Sebuah Kesadaran Dari Seorang Anak

Menjadi guru dan melihat perkembangan anak didiknya itu bagi saya sangat menakjubkan. Walaupun seringnya ketika dihadapkan dengan dilema antara ke-modernisasi-an dan kepatuhan terhadap hukum Allah. Seketika saya sangat bersyukur bisa mengenyam pendidikan agama yang mumpuni yang banyak sekali saya serap sedari kecil, dan tidak mengenal arti ke-modernisasi-an yang sedikit menyesatkan ketika tidak tau dasarnya.

Sebut saja Egi, murid saya yang dibesarkan di keluarga sangat berkecukupan, bersekolah di sekolah islam "modern", yang dalam hidupnya memiliki fasilitas lengkap dan serba tidak kekurangan, yang dalam hidupnya mengenal gadget lebih dari agama.

Saya mengikuti perkembangannya selama tiga tahun ini dari mulai dia kelas 4 SD hingga kini dia bersekolah di SMP Negeri 1 Surabaya. Dia pintar, sangat pintar, hanya saja kurang diarahkan kepada ilmu agama,, dan seringnya saya mengatakan jangan ini jangan itu tidak boleh ini tidak boleh itu dilarang ini dilarang itu padanya. Rasa sayang seperti layaknya kepada seorang adik membuat saya ingin memberi warna baik dalam hidupnya, yang tidak dia dapat dari keluarga maupun lingkungan sekolahnya.

Beberapa hari yang lalu, ditengah belajar untuk UAS Matematika keesokan harinya, dia memulai pembicaraan santai, "Mbak, tau ga, permen UHA itu ternyata ga halal ya"
"Memang", jawabku singkat. Berharap dia paham kalau sekarang waktunya belajar bukan mengobrol.
"Tapi lho mbak, temenku itu uda tau itu ga halal malah dimakan, malah diminta juga punyaku. Aku sayang sama dia mbak, tapi dia ga mau nurut sama yang aku bilang"
"Yasudah kalau begitu, kewajiban kamu sebagai teman hanya bisa mengingatkannya sebanyak tiga kali. Kalau dia tetap tidak mau mendengar, berarti itu sudah bukan urusan kamu lagi.
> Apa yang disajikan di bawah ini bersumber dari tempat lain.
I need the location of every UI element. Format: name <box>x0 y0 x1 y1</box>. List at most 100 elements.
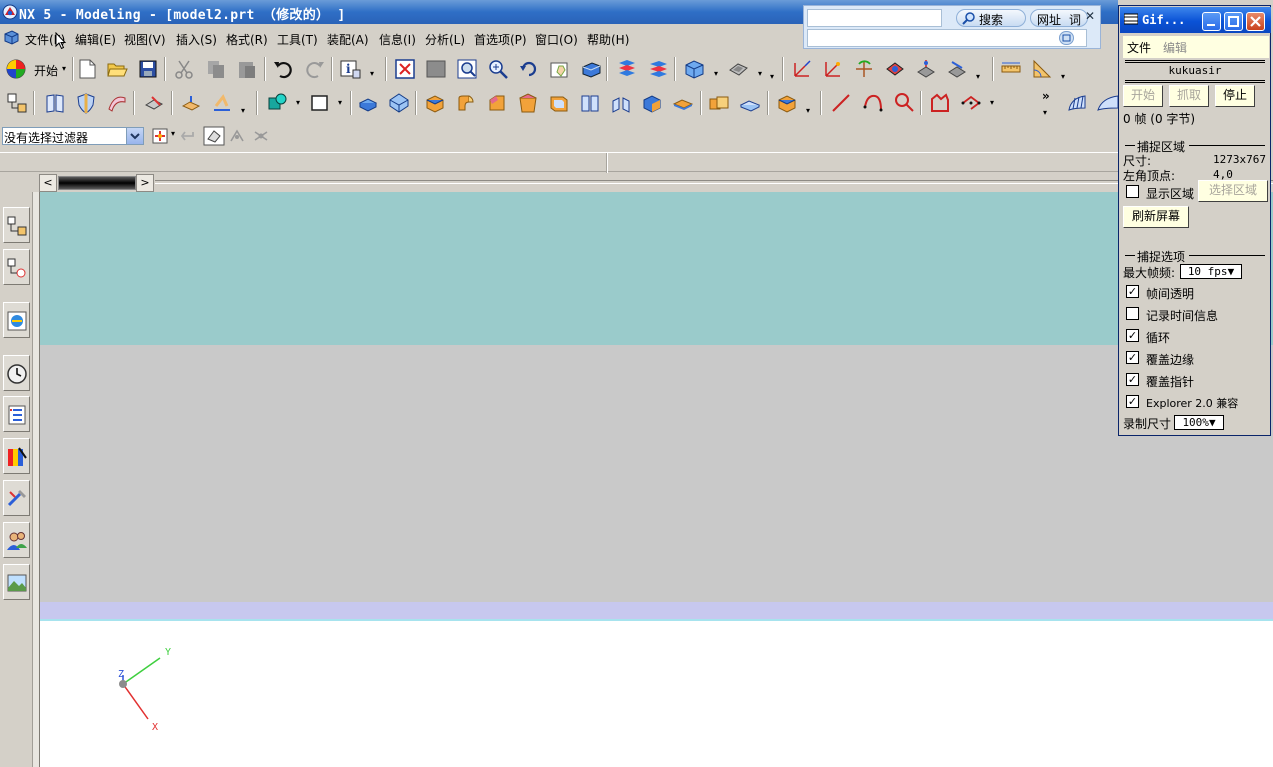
palettes-tab[interactable] <box>3 564 30 600</box>
dropdown-icon[interactable]: ▾ <box>990 98 994 107</box>
menu-preferences[interactable]: 首选项(P) <box>474 31 527 48</box>
option-checkbox-0[interactable]: ✓ <box>1126 285 1139 298</box>
unite-icon[interactable] <box>708 92 730 114</box>
sketch-book-icon[interactable] <box>44 92 66 114</box>
save-icon[interactable] <box>137 58 159 80</box>
shield-icon[interactable] <box>75 92 97 114</box>
dropdown-icon[interactable]: ▾ <box>171 129 175 138</box>
surface-sweep-icon[interactable] <box>106 92 128 114</box>
option-checkbox-3[interactable]: ✓ <box>1126 351 1139 364</box>
cut-icon[interactable] <box>173 58 195 80</box>
pan-icon[interactable] <box>549 58 571 80</box>
stop-record-button[interactable]: 停止 <box>1215 85 1255 107</box>
reuse-library-tab[interactable] <box>3 480 30 516</box>
visualization-tab[interactable] <box>3 438 30 474</box>
menu-information[interactable]: 信息(I) <box>379 31 416 48</box>
wcs-orient-icon[interactable] <box>822 58 844 80</box>
start-dropdown-icon[interactable]: ▾ <box>62 64 66 73</box>
mesh-surface-icon[interactable] <box>1096 92 1118 114</box>
menu-insert[interactable]: 插入(S) <box>176 31 217 48</box>
draft-icon[interactable] <box>517 92 539 114</box>
max-fps-select[interactable]: 10 fps▼ <box>1180 264 1242 279</box>
dropdown-icon[interactable]: ▾ <box>770 72 774 81</box>
start-record-button[interactable]: 开始 <box>1123 85 1163 107</box>
information-icon[interactable]: i <box>339 58 361 80</box>
search-button[interactable]: 搜索 <box>956 9 1026 27</box>
book-icon[interactable] <box>579 92 601 114</box>
block-icon[interactable] <box>424 92 446 114</box>
toolbar-overflow-icon[interactable]: » <box>1042 89 1050 103</box>
dropdown-icon[interactable]: ▾ <box>370 69 374 78</box>
option-checkbox-4[interactable]: ✓ <box>1126 373 1139 386</box>
option-checkbox-5[interactable]: ✓ <box>1126 395 1139 408</box>
ruled-surface-icon[interactable] <box>1066 92 1088 114</box>
fit-icon[interactable] <box>394 58 416 80</box>
rotate-icon[interactable] <box>518 58 540 80</box>
subtract-icon[interactable] <box>739 92 761 114</box>
part-tab[interactable] <box>58 176 136 190</box>
sketch-point-icon[interactable] <box>266 92 288 114</box>
go-button[interactable] <box>1059 31 1074 45</box>
new-file-icon[interactable] <box>76 58 98 80</box>
maximize-button[interactable] <box>1224 12 1243 31</box>
internet-explorer-tab[interactable] <box>3 302 30 338</box>
menu-analysis[interactable]: 分析(L) <box>425 31 465 48</box>
paste-icon[interactable] <box>236 58 258 80</box>
refresh-screen-button[interactable]: 刷新屏幕 <box>1123 206 1189 228</box>
roles-tab[interactable] <box>3 522 30 558</box>
assembly-navigator-tab[interactable] <box>3 207 30 243</box>
toolbar-options-icon[interactable]: ▾ <box>1043 108 1047 117</box>
type-filter-select[interactable]: 没有选择过滤器 <box>2 127 144 145</box>
system-materials-tab[interactable] <box>3 396 30 432</box>
show-area-checkbox[interactable] <box>1126 185 1139 198</box>
dropdown-icon[interactable]: ▾ <box>806 106 810 115</box>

Biarkan dia berurusan sama Allah"
Dia terdiam kemudian melirik matanya ke arah buku matematika yang ada didepannya.

Sejenak dia berkata lagi, "Aku jadi takut mbak, kok kayaknya banyak makanan diluar sana yang gak halal ya"
Selanjutnya aku membuka paket data dan browsing makanan yang diharamkan Allah untuk mengembalikan ingatanku akan hadits tentang makanan yang haram untuk dimakan.
Sembari menunggu website yang dituju muncul, saya bertanya, "Berapa prosentase kamu makan di restoran?"
"Dulu sering mbak, soalnya ada mama. Sekarang mama pindah kerja ke Madura jadinya ga ada yang ngajak jalan-jalan. Mungkin seminggu satu sampe dua kali"
"Sebenarnya lebih aman makan seafood kalau kamu sering keluar jalan-jalan"
"Iya ya mbak, aku suka itu, kepiting, udang, kerang hmmmhh enak itu mbak. Tapi aku baru tau lho mbak kalau kepiting itu ga boleh dimakan..."
"Memang"
"Lho mbak Lisa uda tau kok gak beri tau aku seehh"
"Ellho"
"Katanya kepiting itu ga boleh dimakan karena hidup didua alam. Yang tak makan kok kayaknya gak halal semua. Terus aku mau makan apaaa???!!"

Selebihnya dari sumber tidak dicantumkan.